The future of sleep studies
The third of our life that we spend sleeping has always been something of a mystery. Now a new wave of studies are finding indications that while we may appear to be in a stupor, our brains are actually hard at work. It may take many more years or decades before we reach definite conclusions about all the many roles that sleep plays, but most scientists agree that getting a decent night’s rest is a good idea.
Posted on Lumonisity
Chronic lack of sleep poses a lot of known debilitating effects such as fatigue, lack of clear judgment and decision making, inability to focus, slowed response, mood changes, irritability and reduced energy levels. Little did people know that with sleep imbalance, a lot more disruptions in body processes happen inside the body.
Latest researches look into other serious effects of lack of sleep. The UCLA research team released a report which says that losing sleep even for a night may cause abnormalities in cellular pathways which induces tissue damaging inflammation reactions. On the other hand, a good sleep can decrease the risk of heart disease and rheumatoid arthritis.
Inside our body, there is this substance which main task is to signal inflammatory processes – the nuclear factor (NF)-κB. It was observed that after subjects were deprived of sleep for just one night, the day after, activation of (NF)-κB signaling was significantly greater as compared to the baseline measurements. Interestingly, this increase was only seen among female subjects.
This finding, according to the team may strengthen the link between sleep disturbance and the wide array of medical conditions such cardiovascular disease, arthritis, diabetes, certain cancers, and obesity. Dr. John H. Krystal says, “the closer that we look at sleep, the more that we learn about the benefits of sleeping.”
Accordingly, another research by the Brigham and Women’s Hospital in Boston looked into the relationship of sleep imbalance and cardiovascular risks. Dr. Najib Ayas says, “sleep is probably one of the pillars to a healthy lifestyle. Too little sleep puts stress on the body.” This was after they found out that women who have been sleeping less and more than the usual sleeping hours had increased risk of developing heart disease.
Undeniably, the length of sleep really does matter. There is 45% risk of having heart problems among women sleeping 5 hours of less. Those who slept six hours only had 18% increased risk while those who slept for seven hours only had 9% risk.
If less is bad, then adding more to these hours might make it good. However, people should not add too much to their sleeping hours. This can be supported by the finding that women who slept nine hours have 38% increased risk for developing heart problems as compared to women who slept for 8 hours.
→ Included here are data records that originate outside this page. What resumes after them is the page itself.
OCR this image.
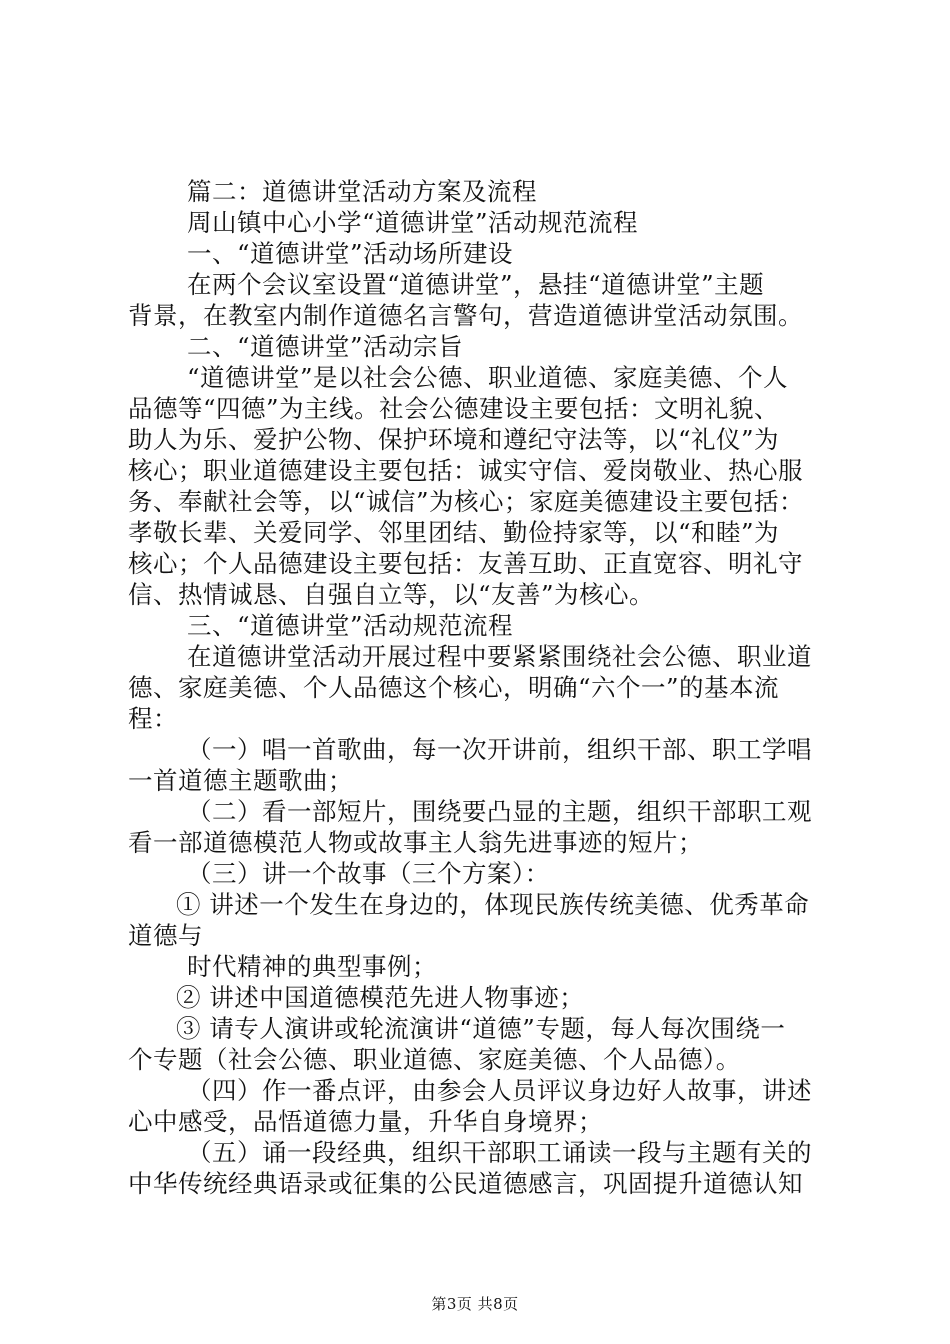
篇二：道德讲堂活动方案及流程
周山镇中心小学“道德讲堂”活动规范流程
一、“道德讲堂”活动场所建设
在两个会议室设置“道德讲堂”，悬挂“道德讲堂”主题
背景，在教室内制作道德名言警句，营造道德讲堂活动氛围。
二、“道德讲堂”活动宗旨
“道德讲堂”是以社会公德、职业道德、家庭美德、个人
品德等“四德”为主线。社会公德建设主要包括：文明礼貌、
助人为乐、爱护公物、保护环境和遵纪守法等，以“礼仪”为
核心；职业道德建设主要包括：诚实守信、爱岗敬业、热心服
务、奉献社会等，以“诚信”为核心；家庭美德建设主要包括：
孝敬长辈、关爱同学、邻里团结、勤俭持家等，以“和睦”为
核心；个人品德建设主要包括：友善互助、正直宽容、明礼守
信、热情诚恳、自强自立等，以“友善”为核心。
三、“道德讲堂”活动规范流程
在道德讲堂活动开展过程中要紧紧围绕社会公德、职业道
德、家庭美德、个人品德这个核心，明确“六个一”的基本流
程：
（一）唱一首歌曲，每一次开讲前，组织干部、职工学唱
一首道德主题歌曲；
（二）看一部短片，围绕要凸显的主题，组织干部职工观
看一部道德模范人物或故事主人翁先进事迹的短片；
（三）讲一个故事（三个方案）：
① 讲述一个发生在身边的，体现民族传统美德、优秀革命
道德与
时代精神的典型事例；
② 讲述中国道德模范先进人物事迹；
③ 请专人演讲或轮流演讲“道德”专题，每人每次围绕一
个专题（社会公德、职业道德、家庭美德、个人品德）。
（四）作一番点评，由参会人员评议身边好人故事，讲述
心中感受，品悟道德力量，升华自身境界；
（五）诵一段经典，组织干部职工诵读一段与主题有关的
中华传统经典语录或征集的公民道德感言，巩固提升道德认知
第3页 共8页
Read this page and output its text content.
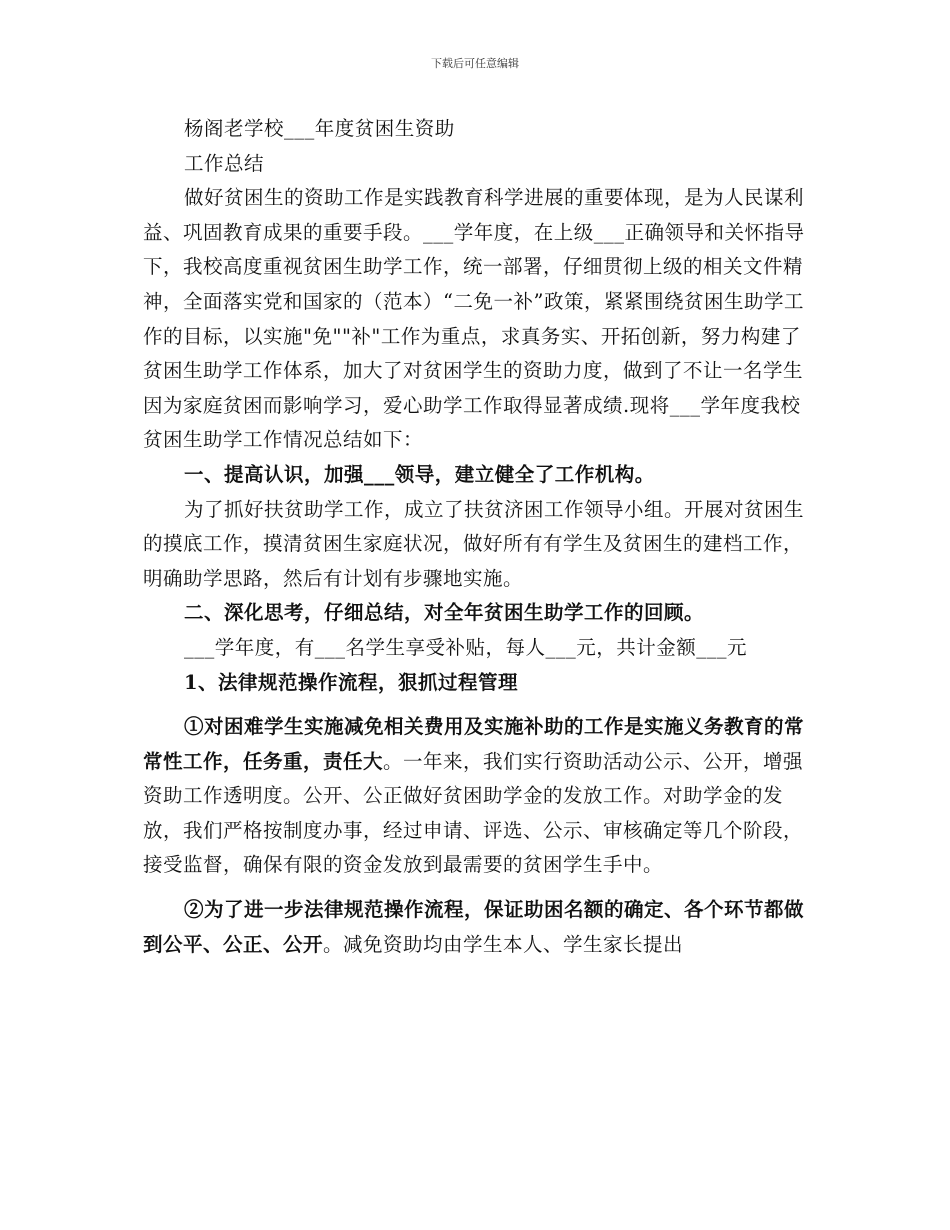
下载后可任意编辑

杨阁老学校___年度贫困生资助

工作总结

做好贫困生的资助工作是实践教育科学进展的重要体现，是为人民谋利益、巩固教育成果的重要手段。___学年度，在上级___正确领导和关怀指导下，我校高度重视贫困生助学工作，统一部署，仔细贯彻上级的相关文件精神，全面落实党和国家的（范本）“二免一补”政策，紧紧围绕贫困生助学工作的目标，以实施"免""补"工作为重点，求真务实、开拓创新，努力构建了贫困生助学工作体系，加大了对贫困学生的资助力度，做到了不让一名学生因为家庭贫困而影响学习，爱心助学工作取得显著成绩.现将___学年度我校贫困生助学工作情况总结如下：

一、提高认识，加强___领导，建立健全了工作机构。

为了抓好扶贫助学工作，成立了扶贫济困工作领导小组。开展对贫困生的摸底工作，摸清贫困生家庭状况，做好所有有学生及贫困生的建档工作，明确助学思路，然后有计划有步骤地实施。

二、深化思考，仔细总结，对全年贫困生助学工作的回顾。

___学年度，有___名学生享受补贴，每人___元，共计金额___元

1、法律规范操作流程，狠抓过程管理

①对困难学生实施减免相关费用及实施补助的工作是实施义务教育的常常性工作，任务重，责任大。一年来，我们实行资助活动公示、公开，增强资助工作透明度。公开、公正做好贫困助学金的发放工作。对助学金的发放，我们严格按制度办事，经过申请、评选、公示、审核确定等几个阶段，接受监督，确保有限的资金发放到最需要的贫困学生手中。

②为了进一步法律规范操作流程，保证助困名额的确定、各个环节都做到公平、公正、公开。减免资助均由学生本人、学生家长提出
The possible rationale behind these data is the increase in cortisol, a hormone which is secreted during any stressful situation (physical, emotional, physiological, etc.) This has long been associated with the increase in blood pressure. On the other hand, increased risk among those with longer hours of sleep is probably associated with depression, sleep apnea and chronic pulmonary disease.
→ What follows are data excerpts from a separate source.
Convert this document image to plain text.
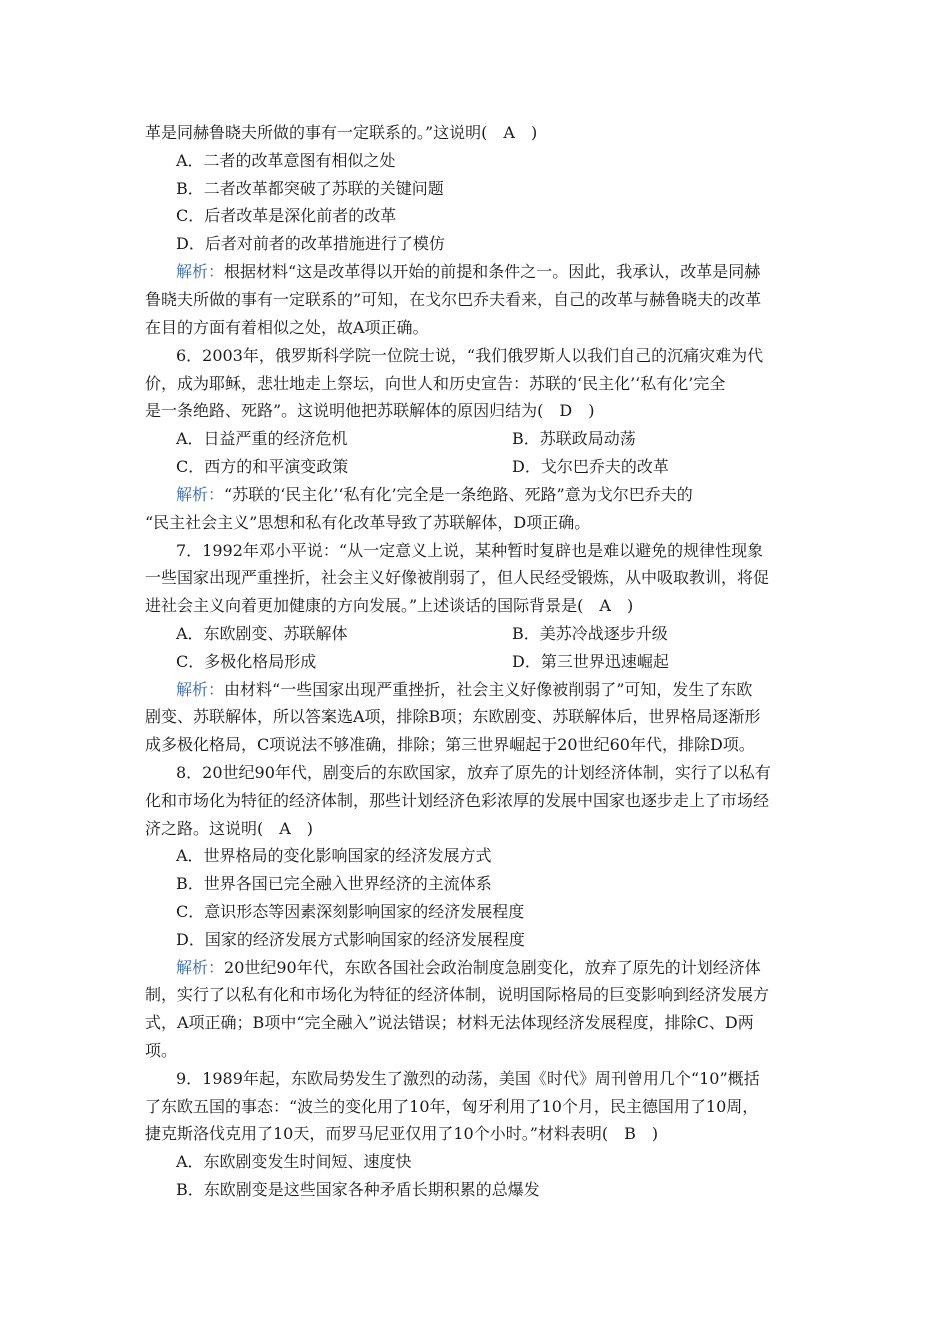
革是同赫鲁晓夫所做的事有一定联系的。”这说明(　A　)
A．二者的改革意图有相似之处
B．二者改革都突破了苏联的关键问题
C．后者改革是深化前者的改革
D．后者对前者的改革措施进行了模仿
解析：根据材料“这是改革得以开始的前提和条件之一。因此，我承认，改革是同赫
鲁晓夫所做的事有一定联系的”可知，在戈尔巴乔夫看来，自己的改革与赫鲁晓夫的改革
在目的方面有着相似之处，故A项正确。
6．2003年，俄罗斯科学院一位院士说，“我们俄罗斯人以我们自己的沉痛灾难为代
价，成为耶稣，悲壮地走上祭坛，向世人和历史宣告：苏联的‘民主化’‘私有化’完全
是一条绝路、死路”。这说明他把苏联解体的原因归结为(　D　)
A．日益严重的经济危机	B．苏联政局动荡
C．西方的和平演变政策	D．戈尔巴乔夫的改革
解析：“苏联的‘民主化’‘私有化’完全是一条绝路、死路”意为戈尔巴乔夫的
“民主社会主义”思想和私有化改革导致了苏联解体，D项正确。
7．1992年邓小平说：“从一定意义上说，某种暂时复辟也是难以避免的规律性现象
一些国家出现严重挫折，社会主义好像被削弱了，但人民经受锻炼，从中吸取教训，将促
进社会主义向着更加健康的方向发展。”上述谈话的国际背景是(　A　)
A．东欧剧变、苏联解体	B．美苏冷战逐步升级
C．多极化格局形成	D．第三世界迅速崛起
解析：由材料“一些国家出现严重挫折，社会主义好像被削弱了”可知，发生了东欧
剧变、苏联解体，所以答案选A项，排除B项；东欧剧变、苏联解体后，世界格局逐渐形
成多极化格局，C项说法不够准确，排除；第三世界崛起于20世纪60年代，排除D项。
8．20世纪90年代，剧变后的东欧国家，放弃了原先的计划经济体制，实行了以私有
化和市场化为特征的经济体制，那些计划经济色彩浓厚的发展中国家也逐步走上了市场经
济之路。这说明(　A　)
A．世界格局的变化影响国家的经济发展方式
B．世界各国已完全融入世界经济的主流体系
C．意识形态等因素深刻影响国家的经济发展程度
D．国家的经济发展方式影响国家的经济发展程度
解析：20世纪90年代，东欧各国社会政治制度急剧变化，放弃了原先的计划经济体
制，实行了以私有化和市场化为特征的经济体制，说明国际格局的巨变影响到经济发展方
式，A项正确；B项中“完全融入”说法错误；材料无法体现经济发展程度，排除C、D两
项。
9．1989年起，东欧局势发生了激烈的动荡，美国《时代》周刊曾用几个“10”概括
了东欧五国的事态：“波兰的变化用了10年，匈牙利用了10个月，民主德国用了10周，
捷克斯洛伐克用了10天，而罗马尼亚仅用了10个小时。”材料表明(　B　)
A．东欧剧变发生时间短、速度快
B．东欧剧变是这些国家各种矛盾长期积累的总爆发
These figures have become more relevant as results of the Sleep in America poll by the National Sleep Foundation show an increasing incidence of people who have less sleep. The trend shows that fewer adults are getting 8 hours of sleep. Average sleep of women is 7 hours as compared to men with 6.7 hours per night.
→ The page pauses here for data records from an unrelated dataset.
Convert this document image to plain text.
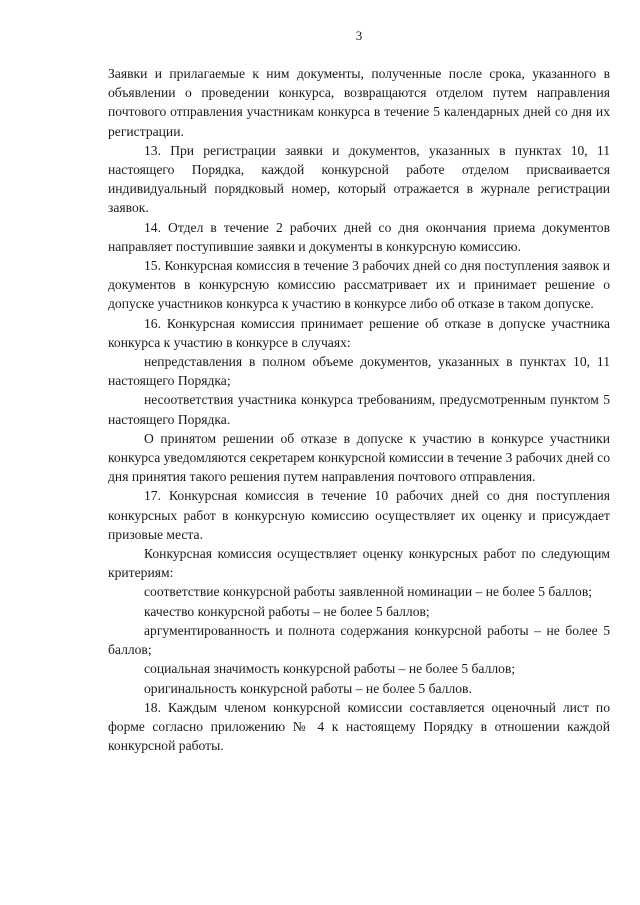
3

Заявки и прилагаемые к ним документы, полученные после срока, указанного в объявлении о проведении конкурса, возвращаются отделом путем направления почтового отправления участникам конкурса в течение 5 календарных дней со дня их регистрации.

13. При регистрации заявки и документов, указанных в пунктах 10, 11 настоящего Порядка, каждой конкурсной работе отделом присваивается индивидуальный порядковый номер, который отражается в журнале регистрации заявок.

14. Отдел в течение 2 рабочих дней со дня окончания приема документов направляет поступившие заявки и документы в конкурсную комиссию.

15. Конкурсная комиссия в течение 3 рабочих дней со дня поступления заявок и документов в конкурсную комиссию рассматривает их и принимает решение о допуске участников конкурса к участию в конкурсе либо об отказе в таком допуске.

16. Конкурсная комиссия принимает решение об отказе в допуске участника конкурса к участию в конкурсе в случаях:

непредставления в полном объеме документов, указанных в пунктах 10, 11 настоящего Порядка;

несоответствия участника конкурса требованиям, предусмотренным пунктом 5 настоящего Порядка.

О принятом решении об отказе в допуске к участию в конкурсе участники конкурса уведомляются секретарем конкурсной комиссии в течение 3 рабочих дней со дня принятия такого решения путем направления почтового отправления.

17. Конкурсная комиссия в течение 10 рабочих дней со дня поступления конкурсных работ в конкурсную комиссию осуществляет их оценку и присуждает призовые места.

Конкурсная комиссия осуществляет оценку конкурсных работ по следующим критериям:

соответствие конкурсной работы заявленной номинации – не более 5 баллов;

качество конкурсной работы – не более 5 баллов;

аргументированность и полнота содержания конкурсной работы – не более 5 баллов;

социальная значимость конкурсной работы – не более 5 баллов;

оригинальность конкурсной работы – не более 5 баллов.

18. Каждым членом конкурсной комиссии составляется оценочный лист по форме согласно приложению № 4 к настоящему Порядку в отношении каждой конкурсной работы.
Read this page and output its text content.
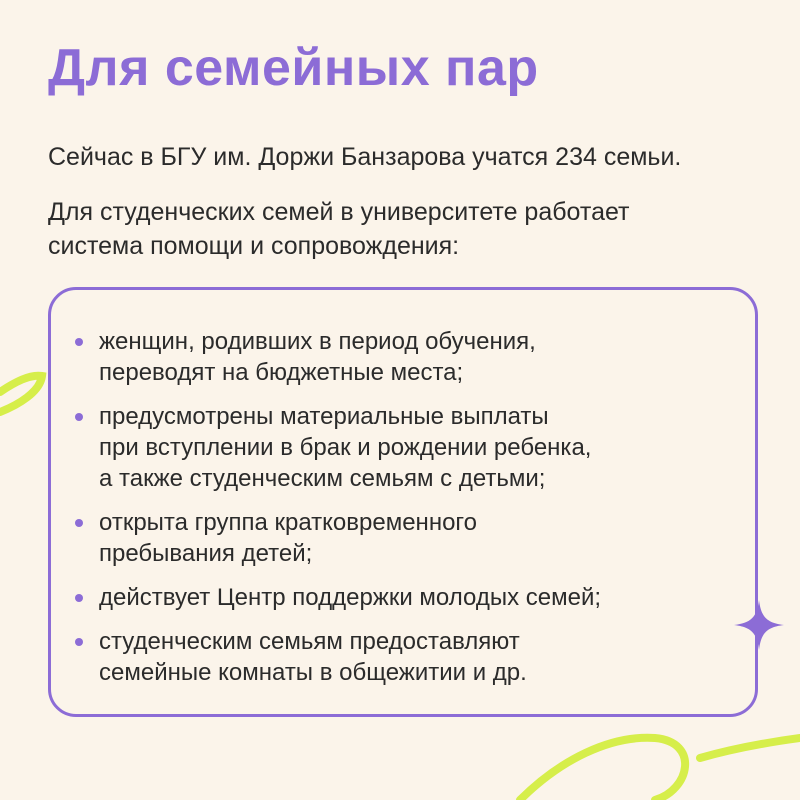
Для семейных пар
Сейчас в БГУ им. Доржи Банзарова учатся 234 семьи.
Для студенческих семей в университете работает
система помощи и сопровождения:
женщин, родивших в период обучения,
переводят на бюджетные места;
предусмотрены материальные выплаты
при вступлении в брак и рождении ребенка,
а также студенческим семьям с детьми;
открыта группа кратковременного
пребывания детей;
действует Центр поддержки молодых семей;
студенческим семьям предоставляют
семейные комнаты в общежитии и др.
Women are said to be more likely to report symptoms of insomnia (63% as compared to men with 54%.) More women also report frequent daytime sleepiness (20% vs. 13% for men.) Furthermore, more than one quarter of women even said that they need to get more sleep so that they can be totally alert the following day.
All these data then encourage patients to discuss with their doctors their sleep hygiene: quantity and quality of sleep, daytime sleepiness, snoring, pauses in breathing, leg movements or other disruptions during the night – all of which can affect their current and future overall state of health.